REPUBLIKA.CO.ID, MALANG -- Kementerian Pekerjaan Umum dan Perumahan Rakyat (PUPR) menggelar Jambore Indonesia pada 13 hingga 15 September 2018 di Lapangan Rampal Malang, Jawa Timur (Jatim). Kegiatan yang menghadirkan 500 aktivis persampahan se-Indonesia ini menekankan 'Gerakan Indonesia Bebas Sampah'.
Direktur Jenderal Cipta Karya Kementerian PUPR, Danis Hidayat Sumadilaga, menjelaskan Jambore Indonesia Bersih dan Bebas Sampah menjadi sangat penting karena menghasilkan berbagai keluaran positif. Pertama, sebagai forum komunikasi nasional dan menjadi momen perumusan rencana aksi bersama untuk percepatan pengelolaan persampahan di Indonesia.
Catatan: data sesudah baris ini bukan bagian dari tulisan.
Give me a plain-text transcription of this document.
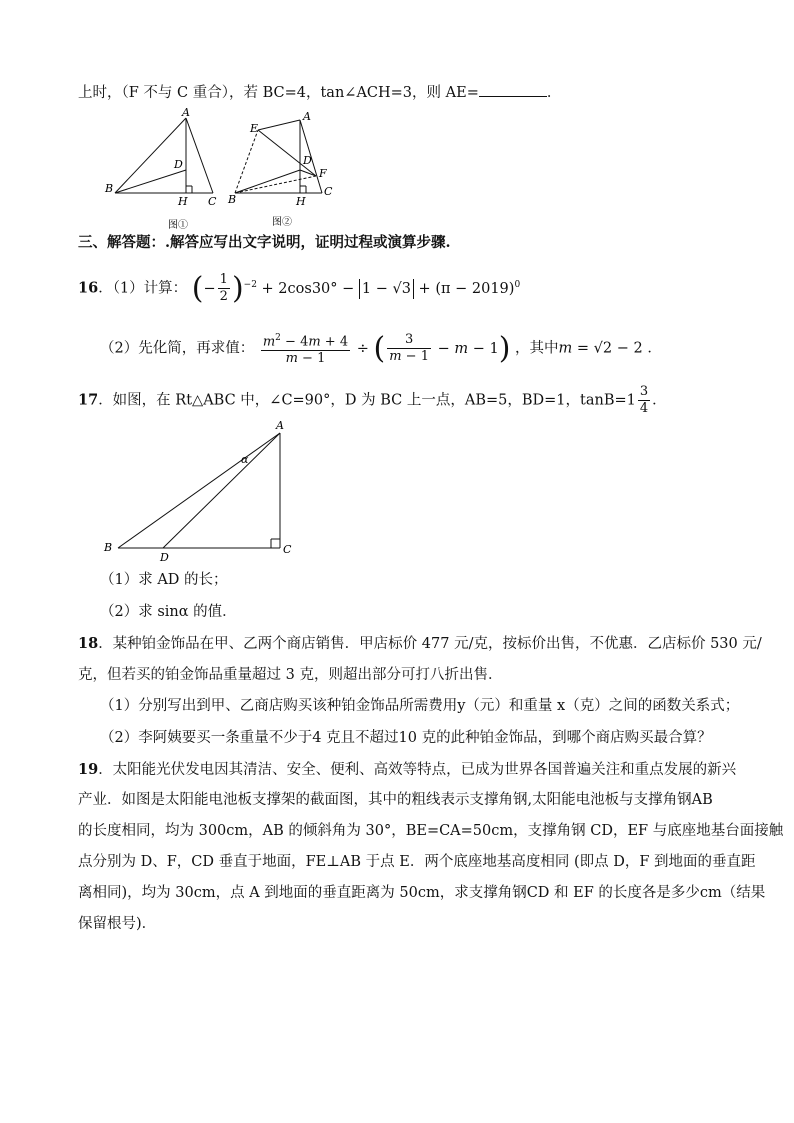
上时，（F 不与 C 重合），若 BC=4，tan∠ACH=3，则 AE=	．
A
D
B
H C
图①
E
A
D
F
B	H
C
图②
三、解答题：.解答应写出文字说明，证明过程或演算步骤.
16．（1）计算： (− $\frac{1}{2} )^{-2} + 2\cos 30^\circ - 1 - √3 + (\pi - 2019)^0$
（2）先化简，再求值： $\frac{m^2 - 4m + 4}{m - 1}$ ÷ ( $\frac{3}{m - 1} - m - 1$) ，其中m = √2 − 2 ．
17．如图，在 Rt△ABC 中，∠C=90°，D 为 BC 上一点，AB=5，BD=1，$\tan B=1 \frac{3}{4}$ ．
A
α
B
D
C
（1）求 AD 的长；
（2）求 sinα 的值．
18．某种铂金饰品在甲、乙两个商店销售．甲店标价 477 元/克，按标价出售，不优惠．乙店标价 530 元/
克，但若买的铂金饰品重量超过 3 克，则超出部分可打八折出售．
（1）分别写出到甲、乙商店购买该种铂金饰品所需费用y（元）和重量 x（克）之间的函数关系式；
（2）李阿姨要买一条重量不少于4 克且不超过10 克的此种铂金饰品，到哪个商店购买最合算？
19．太阳能光伏发电因其清洁、安全、便利、高效等特点，已成为世界各国普遍关注和重点发展的新兴
产业．如图是太阳能电池板支撑架的截面图，其中的粗线表示支撑角钢,太阳能电池板与支撑角钢AB
的长度相同，均为 300cm，AB 的倾斜角为 30°，BE=CA=50cm，支撑角钢 CD，EF 与底座地基台面接触
点分别为 D、F，CD 垂直于地面，FE⊥AB 于点 E．两个底座地基高度相同 (即点 D，F 到地面的垂直距
离相同)，均为 30cm，点 A 到地面的垂直距离为 50cm，求支撑角钢CD 和 EF 的长度各是多少cm（结果
保留根号)．
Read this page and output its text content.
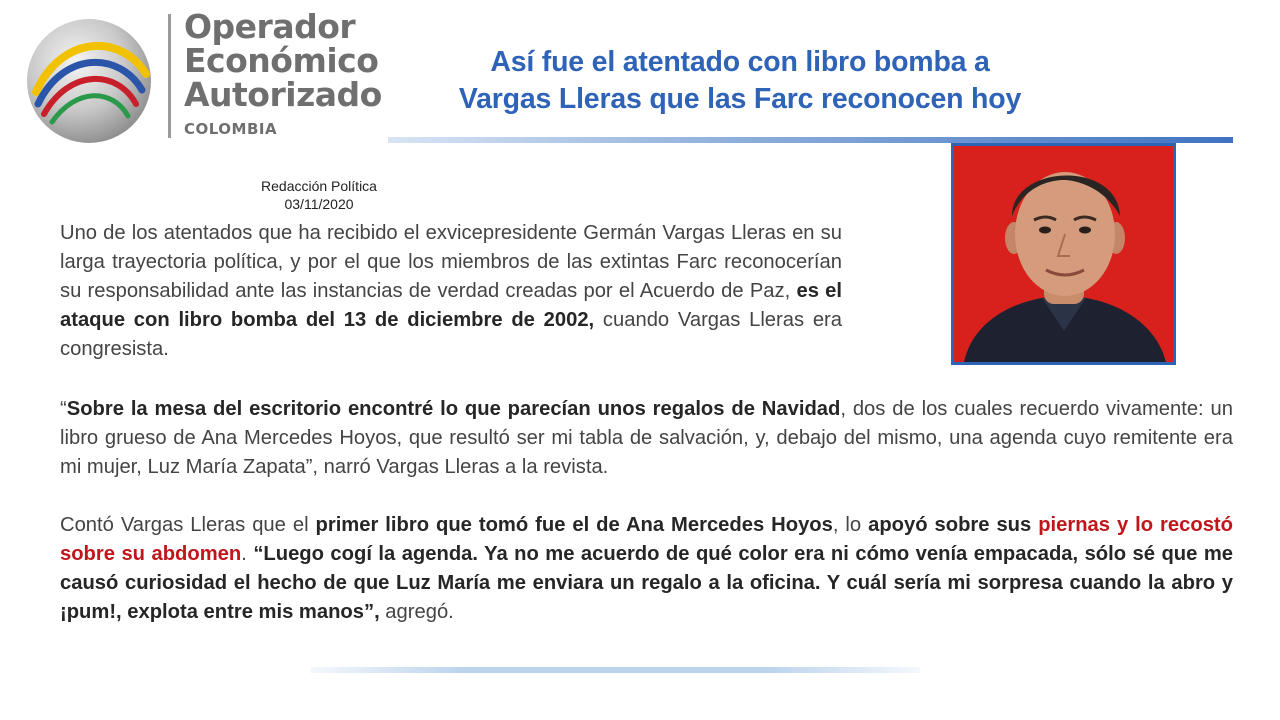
Operador
Económico
Autorizado
COLOMBIA
Así fue el atentado con libro bomba a
Vargas Lleras que las Farc reconocen hoy
Redacción Política
03/11/2020
Uno de los atentados que ha recibido el exvicepresidente Germán Vargas Lleras en su larga trayectoria política, y por el que los miembros de las extintas Farc reconocerían su responsabilidad ante las instancias de verdad creadas por el Acuerdo de Paz, es el ataque con libro bomba del 13 de diciembre de 2002, cuando Vargas Lleras era congresista.
“Sobre la mesa del escritorio encontré lo que parecían unos regalos de Navidad, dos de los cuales recuerdo vivamente: un libro grueso de Ana Mercedes Hoyos, que resultó ser mi tabla de salvación, y, debajo del mismo, una agenda cuyo remitente era mi mujer, Luz María Zapata”, narró Vargas Lleras a la revista.
Contó Vargas Lleras que el primer libro que tomó fue el de Ana Mercedes Hoyos, lo apoyó sobre sus piernas y lo recostó sobre su abdomen. “Luego cogí la agenda. Ya no me acuerdo de qué color era ni cómo venía empacada, sólo sé que me causó curiosidad el hecho de que Luz María me enviara un regalo a la oficina. Y cuál sería mi sorpresa cuando la abro y ¡pum!, explota entre mis manos”, agregó.
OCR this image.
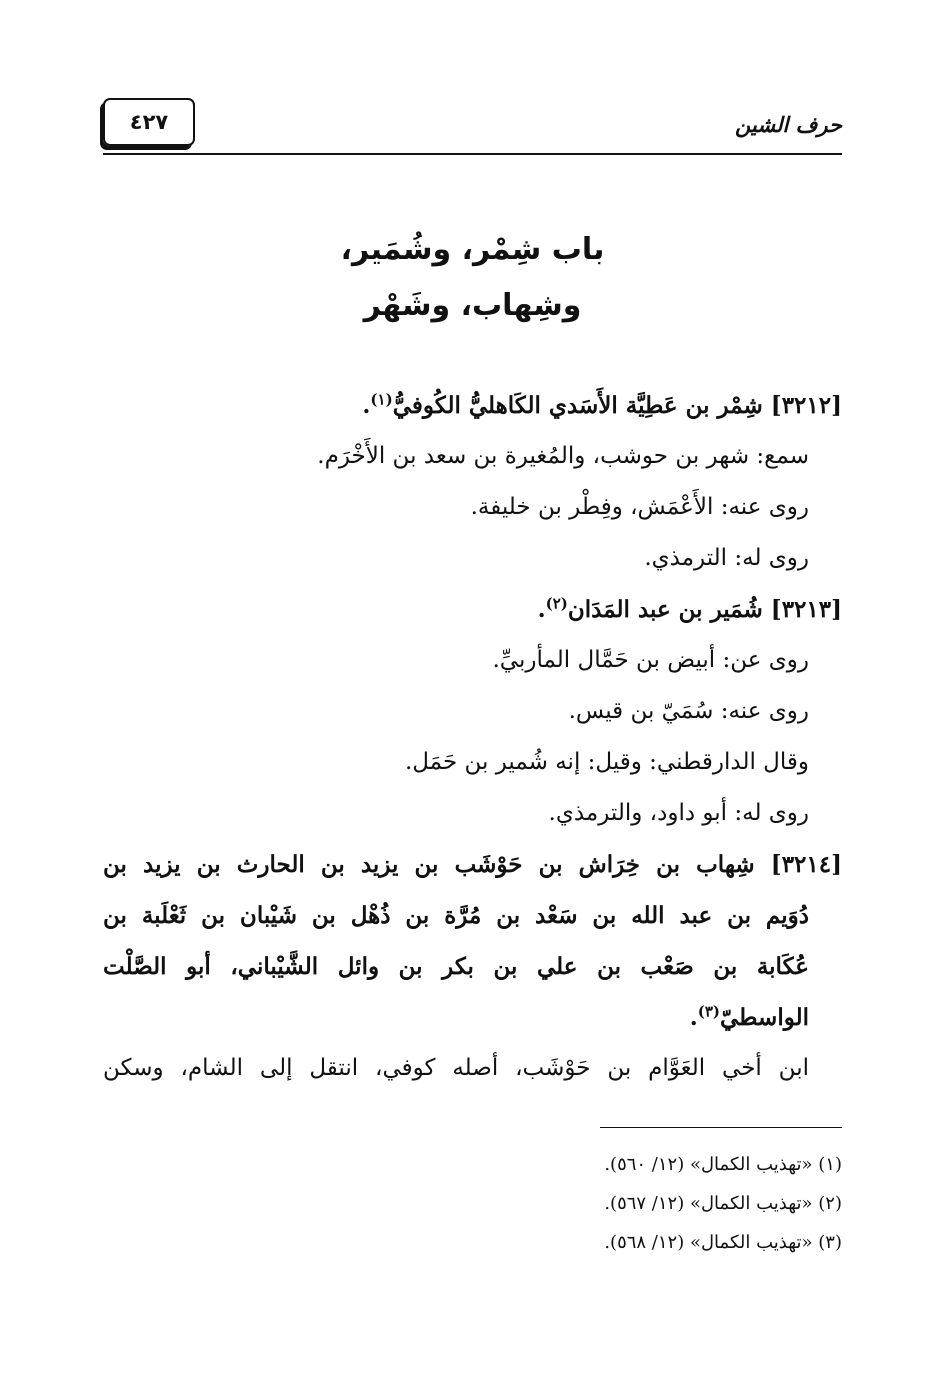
٤٢٧	حرف الشين
باب شِمْر، وشُمَير،
وشِهاب، وشَهْر
[٣٢١٢] شِمْر بن عَطِيَّة الأَسَدي الكَاهليُّ الكُوفيُّ$^{(١)}$.
سمع: شهر بن حوشب، والمُغيرة بن سعد بن الأَخْرَم.
روى عنه: الأَعْمَش، وفِطْر بن خليفة.
روى له: الترمذي.
[٣٢١٣] شُمَير بن عبد المَدَان$^{(٢)}$.
روى عن: أبيض بن حَمَّال المأربيِّ.
روى عنه: سُمَيّ بن قيس.
وقال الدارقطني: وقيل: إنه شُمير بن حَمَل.
روى له: أبو داود، والترمذي.
[٣٢١٤] شِهاب بن خِرَاش بن حَوْشَب بن يزيد بن الحارث بن يزيد بن
دُوَيم بن عبد الله بن سَعْد بن مُرَّة بن ذُهْل بن شَيْبان بن ثَعْلَبة بن
عُكَابة بن صَعْب بن علي بن بكر بن وائل الشَّيْباني، أبو الصَّلْت
الواسطيّ$^{(٣)}$.
ابن أخي العَوَّام بن حَوْشَب، أصله كوفي، انتقل إلى الشام، وسكن
(١) «تهذيب الكمال» (١٢/ ٥٦٠).
(٢) «تهذيب الكمال» (١٢/ ٥٦٧).
(٣) «تهذيب الكمال» (١٢/ ٥٦٨).
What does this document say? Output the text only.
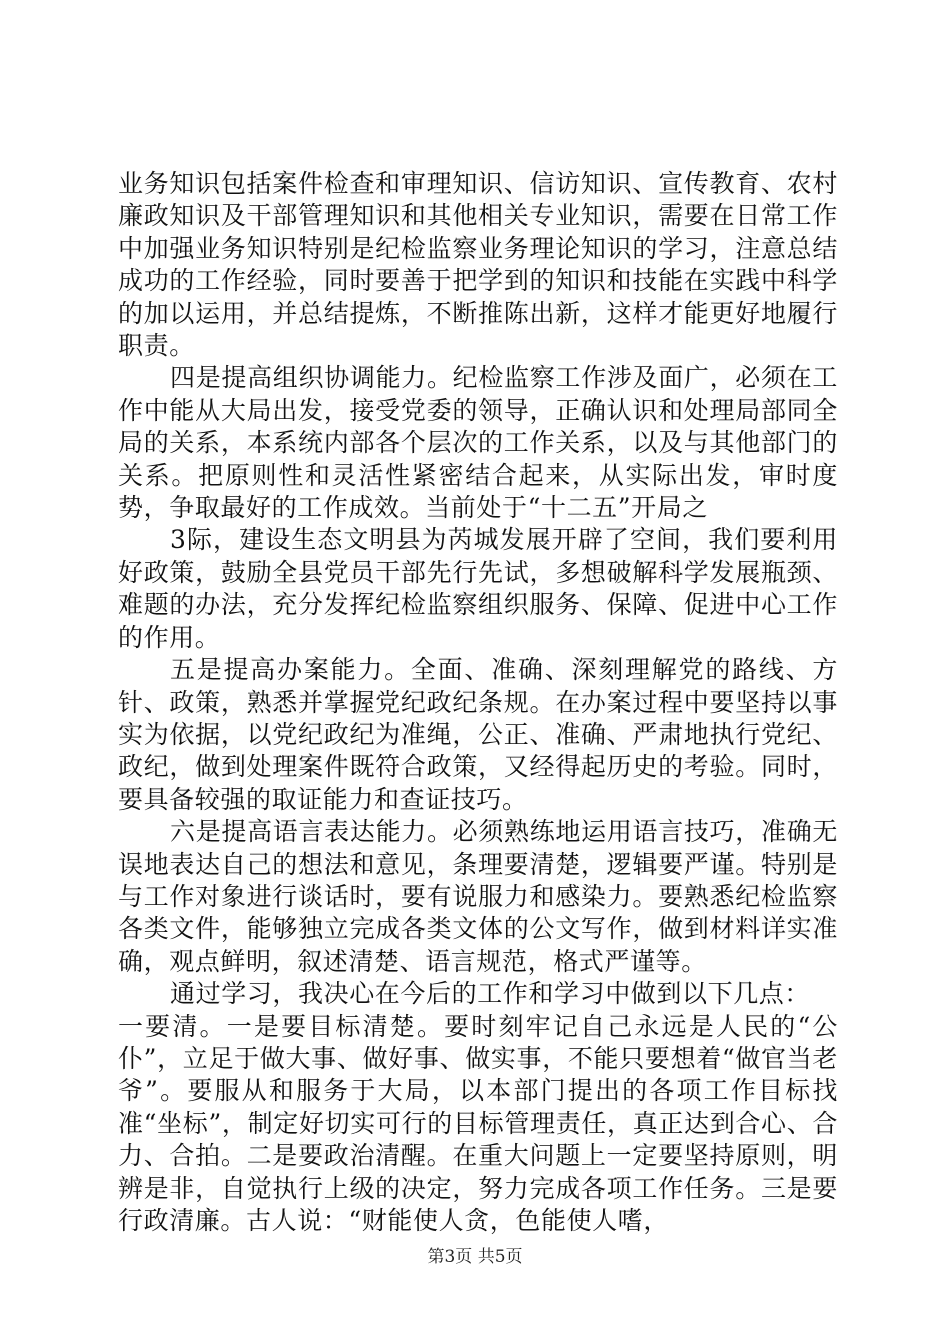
业务知识包括案件检查和审理知识、信访知识、宣传教育、农村廉政知识及干部管理知识和其他相关专业知识，需要在日常工作中加强业务知识特别是纪检监察业务理论知识的学习，注意总结成功的工作经验，同时要善于把学到的知识和技能在实践中科学的加以运用，并总结提炼，不断推陈出新，这样才能更好地履行职责。

四是提高组织协调能力。纪检监察工作涉及面广，必须在工作中能从大局出发，接受党委的领导，正确认识和处理局部同全局的关系，本系统内部各个层次的工作关系，以及与其他部门的关系。把原则性和灵活性紧密结合起来，从实际出发，审时度势，争取最好的工作成效。当前处于“十二五”开局之

3际，建设生态文明县为芮城发展开辟了空间，我们要利用好政策，鼓励全县党员干部先行先试，多想破解科学发展瓶颈、难题的办法，充分发挥纪检监察组织服务、保障、促进中心工作的作用。

五是提高办案能力。全面、准确、深刻理解党的路线、方针、政策，熟悉并掌握党纪政纪条规。在办案过程中要坚持以事实为依据，以党纪政纪为准绳，公正、准确、严肃地执行党纪、政纪，做到处理案件既符合政策，又经得起历史的考验。同时，要具备较强的取证能力和查证技巧。

六是提高语言表达能力。必须熟练地运用语言技巧，准确无误地表达自己的想法和意见，条理要清楚，逻辑要严谨。特别是与工作对象进行谈话时，要有说服力和感染力。要熟悉纪检监察各类文件，能够独立完成各类文体的公文写作，做到材料详实准确，观点鲜明，叙述清楚、语言规范，格式严谨等。

通过学习，我决心在今后的工作和学习中做到以下几点：

一要清。一是要目标清楚。要时刻牢记自己永远是人民的“公仆”，立足于做大事、做好事、做实事，不能只要想着“做官当老爷”。要服从和服务于大局，以本部门提出的各项工作目标找准“坐标”，制定好切实可行的目标管理责任，真正达到合心、合力、合拍。二是要政治清醒。在重大问题上一定要坚持原则，明辨是非，自觉执行上级的决定，努力完成各项工作任务。三是要行政清廉。古人说：“财能使人贪，色能使人嗜，

第3页 共5页
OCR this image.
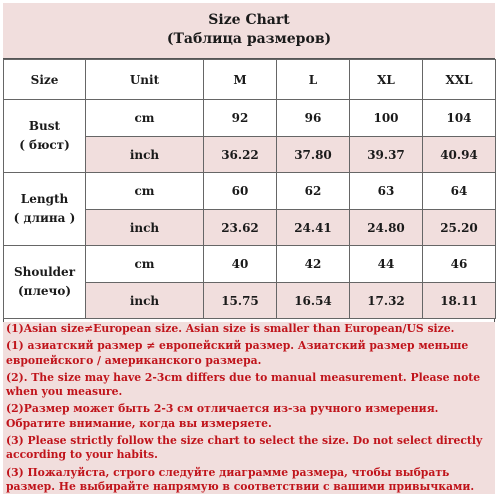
Size Chart
(Таблица размеров)
Size	Unit	M	L	XL	XXL

Bust
( бюст)	cm	92	96	100	104
	inch	36.22	37.80	39.37	40.94

Length
( длина )	cm	60	62	63	64
	inch	23.62	24.41	24.80	25.20

Shoulder
(плечо)	cm	40	42	44	46
	inch	15.75	16.54	17.32	18.11

(1)Asian size≠European size. Asian size is smaller than European/US size.

(1) азиатский размер ≠ европейский размер. Азиатский размер меньше европейского / американского размера.

(2). The size may have 2-3cm differs due to manual measurement. Please note when you measure.

(2)Размер может быть 2-3 см отличается из-за ручного измерения. Обратите внимание, когда вы измеряете.

(3) Please strictly follow the size chart to select the size. Do not select directly according to your habits.

(3) Пожалуйста, строго следуйте диаграмме размера, чтобы выбрать размер. Не выбирайте напрямую в соответствии с вашими привычками.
Ketiga, untuk memotivasi aktor-aktor penggiat persampahan di masing-masing wilayah agar memiliki pesan yang sama. "Sekaligus untuk mempererat kolaborasi antar sesama penggiat persampahan seluruh Indonesia juga," ujar Danis, di Kota Malang, Kamis (13/9).
Seperti diketahui, kata Danis, Kementerian PUPR diamanatkan untuk memenuhi target akses universal yang meliputi pencapaian Gerakan 100-0-100. Dengan kata lain, 100 persen akses aman air minum dan 0 persen kawasan kumuh. Kemudian 100 persen akses sanitasi yang layak dapat tercapai ke depannya.
Berdasarkan data Badan Pusat Statistik (BPS) 2016, proporsi rumah tangga yang memiliki akses terhadap pelayanan sanitas layak dan berkelanjutan di Indonesia baru mencapai 67,20 persen. Selain itu, Peraturan Presiden Nomor 97 Tahun 2017 tentang Kebijakan dan Strategi Nasional Pengelolaan Sampah Rumah Tangga dan Sampah Sejenis Sampah Rumah Tangga juga mengamanatkan pelayanan persampahan 100 persen pada 2025.
Dalam hal ini target pengurangannya sebesar 30 persen dan penanganan 70 persen. Melihat hal ini, Gerakan Indonesia Bebas Sampah pun dianggap penting dalam Jambore Indonesia 2018. Jambore dianggap sebagai wadah untuk memfasilitasi para stakeholder dalam menjawab tantangan persoalan sampah di Indonesia. Terlebih lagi terdapat keinginan para penggiat dan komunitas persampahan untuk membangun kepedulian dan kekuatan bersama dalam pengelolaan sampah yang berkelanjutan.
Pada kesempatan sama, Asisten Administrasi Pembangunan Setda Kota Malang, Diah Ayu Kusumadewi, menegaskan Pemerintah Kota (Pemkot) Malang sangat mendukung program pemerintah dalam hal pengolahan sampah. Salah satunya, dia melanjutkan, melalui pembangunan infrastruktur berbasis masyarakat dari Kementerian PUPR.
Yakni pada pelaksanaan pembangunan TPS 3R serta upaya untuk mengubah prilaku masyarakat melalui kegiatan jambore. Saat ini, Diah berpendapat, sampah menjadi masalah yang serius jika tidak ditangani secara baik. Berdasarkan data dari Kementerian Lingkungan Hidup dan Kehutanan sepanjang 2017 tercatat sebanyak 65,8 juta ton volume sampah yang dihasilkan.
Timbulan sampah ini akan meningkat seiring dengan meningkatnya jumlah penduduk. "Khusus di Kota Malang saja, berdasarkan data 2017, timbulan sampah yang dihasilkan mencapai 659,88 ton setiap harinya," tambah Diah.
Hingga saat ini, Diah tak menampik,pengelolaan sampah tetap menjadi persoalan klasik yang belum bisa ditangani sepenuhnya. Setiap tahun, kata dia, volume sampah terus meningkat. Sementara itu, jumlah sampah yang terangkut ke TPA tak sebanding dengan produksi sampah setiap harinya.
Adapun capaian layanan persampahan secara nasional baru mencapai 67 persen. Menurut dia, ini masih perlu kerja keras untuk mencapai target akses universal sebesar 100 persen pada 2019.
Diah menilai terdapat sejumlah faktor penyebab masih rendahnya capaian layanan persampahan. Beberapa di antaranya, yakni minimnya kualitas dan kuantitas sarana prasarana infrastruktur persampahan. Selain itu, perilaku masyarakat yang masih perlu ditingkatkan kesadarannya terhadap kebersihan.
Terkait kondisi tersebut, ia berharap, penyelenggaraan kegiatan jambore dapat memeroleh jalan keluar dalam pengelolaan persampahan. Kemudian juga mampu meningkatkan motivasi dan komitmen dari para penggiat persampahan dalam memberikan penyadaran kepada masyarakat. "Terutama tentang gerakan Indonesia bebas sampah," ujarnya.